As previsões confirmaram-se e o preço dos combustíveis em Portugal aumentou esta segunda-feira, dia 6 de julho. O preço médio do litro de gasolina aumentou 1 cêntimo, enquanto o do gasóleo aumentou 3 cêntimos.
É uma situação contraditória, até porque, com o aliviar das tensões entre Estados Unidos e Irão, e com a reabertura do estreito de Ormuz, o suposto era o preço descer.

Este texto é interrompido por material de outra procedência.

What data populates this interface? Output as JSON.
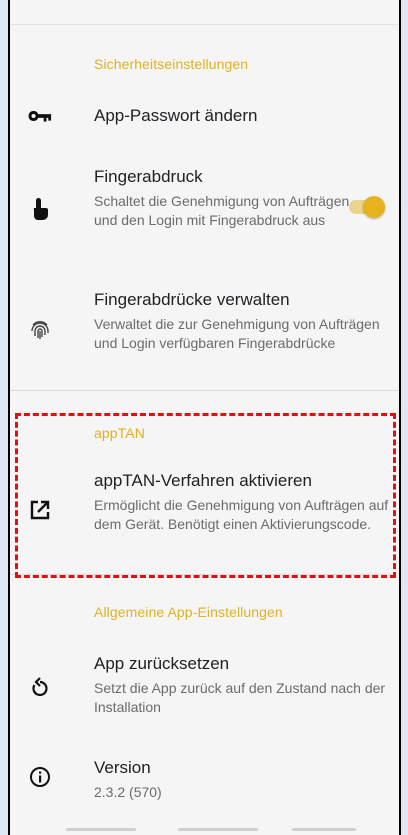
{
  "sections": {
    "security_header": "Sicherheitseinstellungen",
    "apptan_header": "appTAN",
    "general_header": "Allgemeine App-Einstellungen"
  },
  "items": {
    "change_password": {
      "title": "App-Passwort ändern",
      "icon": "key-icon"
    },
    "fingerprint": {
      "title": "Fingerabdruck",
      "description": "Schaltet die Genehmigung von Aufträgen und den Login mit Fingerabdruck aus",
      "icon": "touch-icon",
      "toggle_on": true
    },
    "manage_fingerprints": {
      "title": "Fingerabdrücke verwalten",
      "description": "Verwaltet die zur Genehmigung von Aufträgen und Login verfügbaren Fingerabdrücke",
      "icon": "fingerprint-icon"
    },
    "apptan_activate": {
      "title": "appTAN-Verfahren aktivieren",
      "description": "Ermöglicht die Genehmigung von Aufträgen auf dem Gerät. Benötigt einen Aktivierungscode.",
      "icon": "open-external-icon"
    },
    "reset_app": {
      "title": "App zurücksetzen",
      "description": "Setzt die App zurück auf den Zustand nach der Installation",
      "icon": "reset-icon"
    },
    "version": {
      "title": "Version",
      "value": "2.3.2 (570)",
      "icon": "info-icon"
    }
  },
  "colors": {
    "accent": "#e0b21f",
    "highlight": "#e01010"
  }
}
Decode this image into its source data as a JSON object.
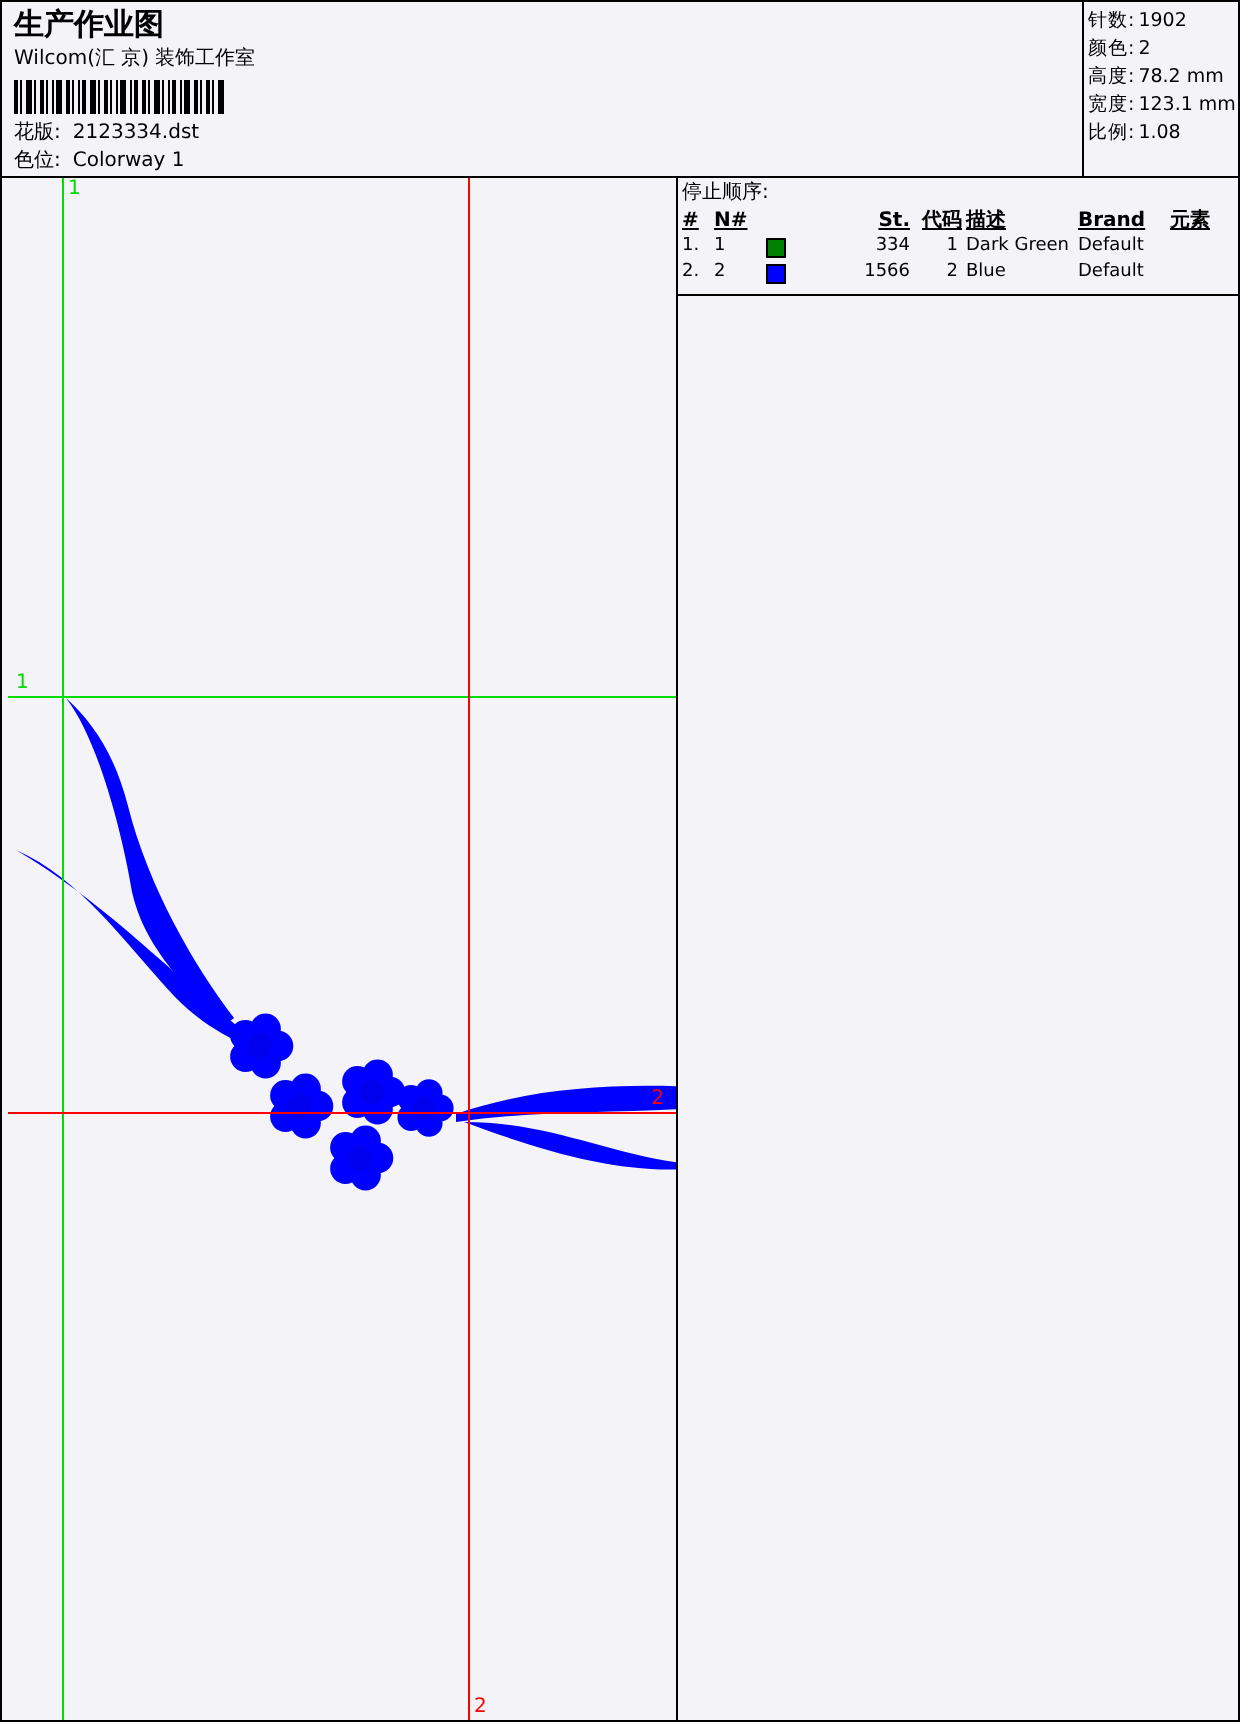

No entanto, a Entidade Nacional para o Setor Energético (ENSE) explica porque é que isso não acontece.
A razão evocada pela ENSE
A ENSE esclarece que a descida dos preços dos combustíveis é mais lenta do que a queda da cotação do petróleo devido aos custos da refinação e à escassez de armazenagem na Europa (via SOL).
A justificação foi avançada à agência Lusa, após a ministra do Ambiente e Energia, Maria da Graça Carvalho, ter anunciado que o Executivo pediu uma análise detalhada à evolução dos preços, por considerar que estes não estão a acompanhar a descida da cotação do petróleo ao mesmo ritmo a que aumentaram.
Questionada sobre a existência de uma investigação específica, a ENSE não confirmou um processo em curso, mas sublinhou que acompanha semanalmente os Preços de Venda ao Público (PVP) e os Preços de Referência (PR), servindo de apoio à Entidade Reguladora dos Serviços Energéticos (ERSE).
Segundo o regulador, a monitorização dos preços tem em conta vários fatores complexos:
- Evolução dos custos dos produtos refinados nos mercados internacionais.
- Preço CIF, que engloba o custo, seguro e frete da mercadoria.
- Custos do transporte marítimo e o impacto da incorporação de biocombustíveis.
- Carga fiscal, nomeadamente o Imposto sobre os Produtos Petrolíferos e Energéticos (ISP) e o IVA.
O impacto da crise internacional e da fiscalidade
A ENSE revelou ainda que, desde o início da crise relacionada com o Estreito de Ormuz, os custos dos produtos refinados aumentaram cerca de 25% no caso do gasóleo e 35% na gasolina.
Apesar desse agravamento, a entidade salienta que a carga fiscal se manteve "praticamente" inalterada durante esse período, o que ajudou a reduzir o impacto do aumento dos preços para os consumidores.
A expectativa é que os preços baixem novamente, mas mais perto do final do ano de 2026.